Relapse can occur with C. violaceum infection in humans, especially if the antibiotics were discontinued prematurely, or if the patients received inappropriate antibiotics for the initial infection, and in the presence of abscess, presumably because of viable organisms remaining in abscess cavities [13,25,26]. In a case report by Ponte el al., a nine-year old patient died from C. violaceum bacteremia that relapsed within 48 hours of completing a 21-day course of appropriate antibiotics [27]. Sirinavin et al. reported a case of a three-year old child who had multiple relapses despite completing a 21-day course of treatment [4)]. Current reports suggest treatment duration of up to three months [4,6,13]. In our patient’s case, imaging of the liver obtained at four months into therapy demonstrated liver lesions with persistently elevated inflammatory markers, thus in the face of these findings and his known immunodeficiency, treatment was continued. After six months of therapy, the patient’s inflammatory markers returned to normal, therefore antibiotic treatment was stopped and he was changed to prophylactic therapy for his CGD. The outcome of our patient, though significant for multiple auto-amputation of digits, is remarkable for no residual end-organ damage and, now, greater than one year later, the patient has essentially achieved full recovery.
Conclusions
This case highlights the need for consideration of C. violaceum infection in patients who develop refractory shock despite adequate antibiotic coverage for presumptive gram-positive sepsis secondary to abscesses, especially in those with a history of exposure to stagnant water.

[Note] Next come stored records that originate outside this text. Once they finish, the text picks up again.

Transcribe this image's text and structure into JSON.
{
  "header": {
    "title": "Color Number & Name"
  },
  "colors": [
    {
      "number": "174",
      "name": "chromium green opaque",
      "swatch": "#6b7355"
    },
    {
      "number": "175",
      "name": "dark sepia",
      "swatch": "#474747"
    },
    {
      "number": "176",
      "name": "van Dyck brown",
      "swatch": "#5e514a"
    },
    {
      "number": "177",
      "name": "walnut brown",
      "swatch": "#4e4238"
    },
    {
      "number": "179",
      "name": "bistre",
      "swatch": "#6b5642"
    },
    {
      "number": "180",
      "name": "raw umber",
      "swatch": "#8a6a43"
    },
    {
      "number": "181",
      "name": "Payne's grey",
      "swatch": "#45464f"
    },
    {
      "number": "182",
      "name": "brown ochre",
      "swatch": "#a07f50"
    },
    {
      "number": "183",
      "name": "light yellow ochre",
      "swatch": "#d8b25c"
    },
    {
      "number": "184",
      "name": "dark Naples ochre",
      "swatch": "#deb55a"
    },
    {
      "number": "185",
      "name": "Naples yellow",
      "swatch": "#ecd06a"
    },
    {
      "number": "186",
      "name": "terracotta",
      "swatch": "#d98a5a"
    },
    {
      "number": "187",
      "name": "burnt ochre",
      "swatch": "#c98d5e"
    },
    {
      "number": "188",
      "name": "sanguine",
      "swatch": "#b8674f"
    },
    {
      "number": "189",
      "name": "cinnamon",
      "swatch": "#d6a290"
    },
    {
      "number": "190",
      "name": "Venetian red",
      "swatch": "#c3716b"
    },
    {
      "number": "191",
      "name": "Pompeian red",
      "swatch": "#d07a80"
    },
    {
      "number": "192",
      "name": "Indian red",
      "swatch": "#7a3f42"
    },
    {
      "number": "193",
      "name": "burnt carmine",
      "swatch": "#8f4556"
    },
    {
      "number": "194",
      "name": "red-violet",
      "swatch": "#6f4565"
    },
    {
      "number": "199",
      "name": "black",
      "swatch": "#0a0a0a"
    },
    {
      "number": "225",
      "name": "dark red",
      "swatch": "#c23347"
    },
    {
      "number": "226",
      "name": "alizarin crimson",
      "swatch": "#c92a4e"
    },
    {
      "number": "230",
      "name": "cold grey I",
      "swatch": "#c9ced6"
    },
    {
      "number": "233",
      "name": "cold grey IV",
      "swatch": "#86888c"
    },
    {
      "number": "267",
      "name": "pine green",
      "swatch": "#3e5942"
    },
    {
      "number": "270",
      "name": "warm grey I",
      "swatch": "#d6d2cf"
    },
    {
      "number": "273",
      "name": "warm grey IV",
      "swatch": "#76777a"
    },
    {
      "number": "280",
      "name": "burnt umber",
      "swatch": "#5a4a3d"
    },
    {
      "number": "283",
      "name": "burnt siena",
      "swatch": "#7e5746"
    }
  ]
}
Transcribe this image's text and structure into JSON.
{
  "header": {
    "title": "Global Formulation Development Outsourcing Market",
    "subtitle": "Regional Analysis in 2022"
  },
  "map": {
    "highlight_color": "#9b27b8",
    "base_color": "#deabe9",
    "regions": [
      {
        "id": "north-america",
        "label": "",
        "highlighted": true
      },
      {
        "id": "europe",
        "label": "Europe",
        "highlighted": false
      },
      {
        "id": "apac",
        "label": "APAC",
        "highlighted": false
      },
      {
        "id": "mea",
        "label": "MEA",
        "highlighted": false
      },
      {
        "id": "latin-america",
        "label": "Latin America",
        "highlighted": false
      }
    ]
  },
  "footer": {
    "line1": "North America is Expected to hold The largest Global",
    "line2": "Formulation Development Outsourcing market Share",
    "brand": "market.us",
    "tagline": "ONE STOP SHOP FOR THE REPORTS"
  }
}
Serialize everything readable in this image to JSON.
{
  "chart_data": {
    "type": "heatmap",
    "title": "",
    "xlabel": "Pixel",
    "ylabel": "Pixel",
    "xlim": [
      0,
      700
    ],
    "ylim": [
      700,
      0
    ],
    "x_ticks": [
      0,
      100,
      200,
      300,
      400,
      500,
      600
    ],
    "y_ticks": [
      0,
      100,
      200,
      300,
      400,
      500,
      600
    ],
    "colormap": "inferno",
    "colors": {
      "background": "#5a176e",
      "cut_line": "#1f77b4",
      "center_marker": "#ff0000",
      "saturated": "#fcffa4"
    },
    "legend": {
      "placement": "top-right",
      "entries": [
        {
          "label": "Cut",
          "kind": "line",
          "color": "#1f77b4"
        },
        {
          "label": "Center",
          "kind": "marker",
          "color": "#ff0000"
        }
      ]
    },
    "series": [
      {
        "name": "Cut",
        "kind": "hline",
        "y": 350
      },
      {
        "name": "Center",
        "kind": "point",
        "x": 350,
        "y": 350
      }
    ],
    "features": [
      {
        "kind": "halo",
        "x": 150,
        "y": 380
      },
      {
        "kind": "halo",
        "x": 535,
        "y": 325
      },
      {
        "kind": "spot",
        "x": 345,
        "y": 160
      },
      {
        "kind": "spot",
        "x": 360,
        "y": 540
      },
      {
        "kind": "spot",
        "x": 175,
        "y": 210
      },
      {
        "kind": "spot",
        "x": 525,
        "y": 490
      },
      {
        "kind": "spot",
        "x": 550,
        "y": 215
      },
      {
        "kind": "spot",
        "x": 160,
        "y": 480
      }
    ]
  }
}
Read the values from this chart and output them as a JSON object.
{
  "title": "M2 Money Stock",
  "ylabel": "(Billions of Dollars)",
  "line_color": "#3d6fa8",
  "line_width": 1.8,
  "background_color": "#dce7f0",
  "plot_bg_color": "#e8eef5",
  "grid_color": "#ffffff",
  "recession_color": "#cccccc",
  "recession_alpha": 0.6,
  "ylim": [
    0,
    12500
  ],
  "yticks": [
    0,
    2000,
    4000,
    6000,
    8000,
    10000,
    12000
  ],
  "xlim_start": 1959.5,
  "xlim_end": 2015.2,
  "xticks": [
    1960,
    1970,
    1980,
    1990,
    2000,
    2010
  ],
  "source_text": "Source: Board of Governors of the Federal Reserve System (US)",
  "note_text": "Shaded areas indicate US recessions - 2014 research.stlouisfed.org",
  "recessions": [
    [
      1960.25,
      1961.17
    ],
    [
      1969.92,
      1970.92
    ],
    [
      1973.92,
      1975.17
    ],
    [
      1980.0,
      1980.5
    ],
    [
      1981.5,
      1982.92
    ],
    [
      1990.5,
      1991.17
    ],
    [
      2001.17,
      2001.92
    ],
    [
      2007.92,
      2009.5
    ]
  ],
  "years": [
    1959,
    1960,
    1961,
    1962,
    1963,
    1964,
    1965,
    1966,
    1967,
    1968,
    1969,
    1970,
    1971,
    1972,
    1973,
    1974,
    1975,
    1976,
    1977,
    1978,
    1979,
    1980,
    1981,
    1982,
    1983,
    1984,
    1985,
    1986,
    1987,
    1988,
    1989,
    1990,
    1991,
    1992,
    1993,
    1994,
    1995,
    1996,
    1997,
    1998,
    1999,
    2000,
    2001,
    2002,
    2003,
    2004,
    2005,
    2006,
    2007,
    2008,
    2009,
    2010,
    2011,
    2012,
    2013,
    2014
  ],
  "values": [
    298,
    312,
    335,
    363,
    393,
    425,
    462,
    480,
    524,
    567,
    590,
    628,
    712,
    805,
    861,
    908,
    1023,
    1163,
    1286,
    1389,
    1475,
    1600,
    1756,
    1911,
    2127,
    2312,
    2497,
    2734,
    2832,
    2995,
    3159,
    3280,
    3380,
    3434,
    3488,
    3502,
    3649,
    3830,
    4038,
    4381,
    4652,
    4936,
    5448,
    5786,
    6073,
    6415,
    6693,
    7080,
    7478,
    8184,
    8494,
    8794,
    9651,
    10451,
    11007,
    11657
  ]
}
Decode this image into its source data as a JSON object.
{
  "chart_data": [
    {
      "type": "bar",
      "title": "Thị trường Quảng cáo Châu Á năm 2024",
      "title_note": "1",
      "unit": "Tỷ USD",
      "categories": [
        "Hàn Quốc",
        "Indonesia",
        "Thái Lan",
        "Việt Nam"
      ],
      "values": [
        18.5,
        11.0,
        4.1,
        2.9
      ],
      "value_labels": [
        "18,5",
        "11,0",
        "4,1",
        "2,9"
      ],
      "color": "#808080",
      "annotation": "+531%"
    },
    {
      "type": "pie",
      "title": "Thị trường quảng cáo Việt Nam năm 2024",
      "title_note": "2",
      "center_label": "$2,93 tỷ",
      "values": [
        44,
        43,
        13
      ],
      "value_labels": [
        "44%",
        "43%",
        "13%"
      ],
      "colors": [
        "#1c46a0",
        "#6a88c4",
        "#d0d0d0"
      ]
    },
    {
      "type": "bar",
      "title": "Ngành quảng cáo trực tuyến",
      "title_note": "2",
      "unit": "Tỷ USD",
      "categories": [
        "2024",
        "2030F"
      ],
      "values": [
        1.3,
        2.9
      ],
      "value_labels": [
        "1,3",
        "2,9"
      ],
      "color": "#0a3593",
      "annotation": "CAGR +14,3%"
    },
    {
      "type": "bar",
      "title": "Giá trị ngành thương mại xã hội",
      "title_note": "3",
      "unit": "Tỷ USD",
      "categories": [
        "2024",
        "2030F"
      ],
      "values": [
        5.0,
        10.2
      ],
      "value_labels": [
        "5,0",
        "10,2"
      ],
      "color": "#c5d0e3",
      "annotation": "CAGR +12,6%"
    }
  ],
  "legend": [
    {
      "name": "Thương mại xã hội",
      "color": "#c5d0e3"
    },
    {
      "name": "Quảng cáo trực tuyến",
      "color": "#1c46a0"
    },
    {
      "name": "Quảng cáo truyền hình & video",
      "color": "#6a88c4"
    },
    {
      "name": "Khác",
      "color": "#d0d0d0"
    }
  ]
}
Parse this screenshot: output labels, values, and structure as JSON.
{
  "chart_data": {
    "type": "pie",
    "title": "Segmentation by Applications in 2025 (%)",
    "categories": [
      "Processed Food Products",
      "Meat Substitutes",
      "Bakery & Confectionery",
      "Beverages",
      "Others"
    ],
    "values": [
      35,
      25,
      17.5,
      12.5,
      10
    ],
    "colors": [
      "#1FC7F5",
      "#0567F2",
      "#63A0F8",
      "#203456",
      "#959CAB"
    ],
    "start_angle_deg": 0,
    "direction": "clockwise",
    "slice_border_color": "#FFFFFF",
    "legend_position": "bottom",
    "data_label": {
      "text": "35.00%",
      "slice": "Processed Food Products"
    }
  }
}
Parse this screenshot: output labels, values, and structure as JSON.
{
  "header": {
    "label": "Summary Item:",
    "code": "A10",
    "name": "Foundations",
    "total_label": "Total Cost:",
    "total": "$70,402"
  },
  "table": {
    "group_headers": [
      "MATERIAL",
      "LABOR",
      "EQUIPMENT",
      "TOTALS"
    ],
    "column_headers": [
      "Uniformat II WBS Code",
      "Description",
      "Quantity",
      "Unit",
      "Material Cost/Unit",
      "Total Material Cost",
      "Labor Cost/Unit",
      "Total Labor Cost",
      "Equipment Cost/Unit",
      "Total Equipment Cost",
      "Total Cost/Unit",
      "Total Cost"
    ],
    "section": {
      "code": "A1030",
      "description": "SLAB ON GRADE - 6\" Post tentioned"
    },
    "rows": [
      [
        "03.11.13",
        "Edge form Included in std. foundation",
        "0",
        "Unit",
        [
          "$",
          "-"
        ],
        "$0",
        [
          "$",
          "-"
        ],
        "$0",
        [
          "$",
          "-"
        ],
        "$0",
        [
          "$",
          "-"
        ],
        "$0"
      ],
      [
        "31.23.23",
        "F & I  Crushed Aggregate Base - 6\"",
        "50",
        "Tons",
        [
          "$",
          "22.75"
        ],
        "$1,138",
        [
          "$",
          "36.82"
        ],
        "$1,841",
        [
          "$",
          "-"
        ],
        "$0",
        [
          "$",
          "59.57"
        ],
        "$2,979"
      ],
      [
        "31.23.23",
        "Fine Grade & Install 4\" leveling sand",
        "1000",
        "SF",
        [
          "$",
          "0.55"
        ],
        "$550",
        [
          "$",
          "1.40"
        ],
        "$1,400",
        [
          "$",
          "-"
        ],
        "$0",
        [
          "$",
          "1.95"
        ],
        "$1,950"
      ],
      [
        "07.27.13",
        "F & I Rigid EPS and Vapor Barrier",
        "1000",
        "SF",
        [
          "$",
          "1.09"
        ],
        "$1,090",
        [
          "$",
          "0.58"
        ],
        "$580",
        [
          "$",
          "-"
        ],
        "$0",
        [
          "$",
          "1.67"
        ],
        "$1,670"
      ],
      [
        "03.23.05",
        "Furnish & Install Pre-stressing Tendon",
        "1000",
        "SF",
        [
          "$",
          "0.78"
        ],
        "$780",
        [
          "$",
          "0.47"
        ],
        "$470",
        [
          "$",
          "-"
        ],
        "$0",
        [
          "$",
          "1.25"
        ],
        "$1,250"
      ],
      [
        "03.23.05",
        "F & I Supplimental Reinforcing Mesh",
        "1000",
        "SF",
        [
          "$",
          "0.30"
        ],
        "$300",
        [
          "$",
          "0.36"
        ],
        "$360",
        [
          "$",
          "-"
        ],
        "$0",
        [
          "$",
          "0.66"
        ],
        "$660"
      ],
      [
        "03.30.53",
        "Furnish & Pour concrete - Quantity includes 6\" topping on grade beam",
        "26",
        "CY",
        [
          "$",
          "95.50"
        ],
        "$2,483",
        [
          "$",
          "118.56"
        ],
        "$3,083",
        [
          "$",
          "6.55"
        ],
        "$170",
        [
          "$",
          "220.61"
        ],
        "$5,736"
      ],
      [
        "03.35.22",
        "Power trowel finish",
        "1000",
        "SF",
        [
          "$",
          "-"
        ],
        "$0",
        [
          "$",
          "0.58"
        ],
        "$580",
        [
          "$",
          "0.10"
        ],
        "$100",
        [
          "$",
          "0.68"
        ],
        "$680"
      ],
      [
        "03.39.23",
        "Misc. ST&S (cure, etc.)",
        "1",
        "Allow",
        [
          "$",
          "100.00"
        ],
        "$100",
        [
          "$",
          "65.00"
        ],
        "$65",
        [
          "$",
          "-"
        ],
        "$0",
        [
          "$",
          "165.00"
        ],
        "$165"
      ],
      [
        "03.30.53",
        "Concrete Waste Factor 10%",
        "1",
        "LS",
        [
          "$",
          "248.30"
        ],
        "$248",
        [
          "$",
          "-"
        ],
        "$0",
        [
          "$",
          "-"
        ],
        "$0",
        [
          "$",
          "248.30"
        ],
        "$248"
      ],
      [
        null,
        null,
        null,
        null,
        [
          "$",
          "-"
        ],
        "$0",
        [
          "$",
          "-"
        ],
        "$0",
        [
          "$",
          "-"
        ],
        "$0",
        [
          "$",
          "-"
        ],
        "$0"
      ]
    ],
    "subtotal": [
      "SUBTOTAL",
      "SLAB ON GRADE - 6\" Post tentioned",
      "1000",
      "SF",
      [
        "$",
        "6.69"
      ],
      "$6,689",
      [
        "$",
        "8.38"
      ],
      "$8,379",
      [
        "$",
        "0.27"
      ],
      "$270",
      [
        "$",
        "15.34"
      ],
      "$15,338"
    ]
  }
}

Secondary to variable resistance patterns of C. violaceum, it highlights the need to consider combination therapy of effective antimicrobial agents. A minimum duration of 3 months should be considered in those with invasive C. violaceum infection, with a longer duration of up to 6 months (as in our patient) that should be guided by the individual patient’s clinical course.
Acknowledgments
Thank you to Dr. Kathy Monroe for her review of this manuscript.
Glossary
- C. violaceum
Chromobacterium violaceum;
- ECMO
extracorporeal membrane oxygenation;
- TMP-SMX
Trimethoprim-Sulfamethoxazole;
- CGD
chronic granulomatous disease;
- IV
intravenous (intravenously);
- PICU
pediatric intensive care unit;
- ARDS
Acute Respiratory Distress Syndrome;
- PO
oral (per os)
Footnotes
Financial disclosure
No authors have financial relationships relevant to this article to disclose.
Conflict of interest
The other authors have no conflicts of interest to disclose.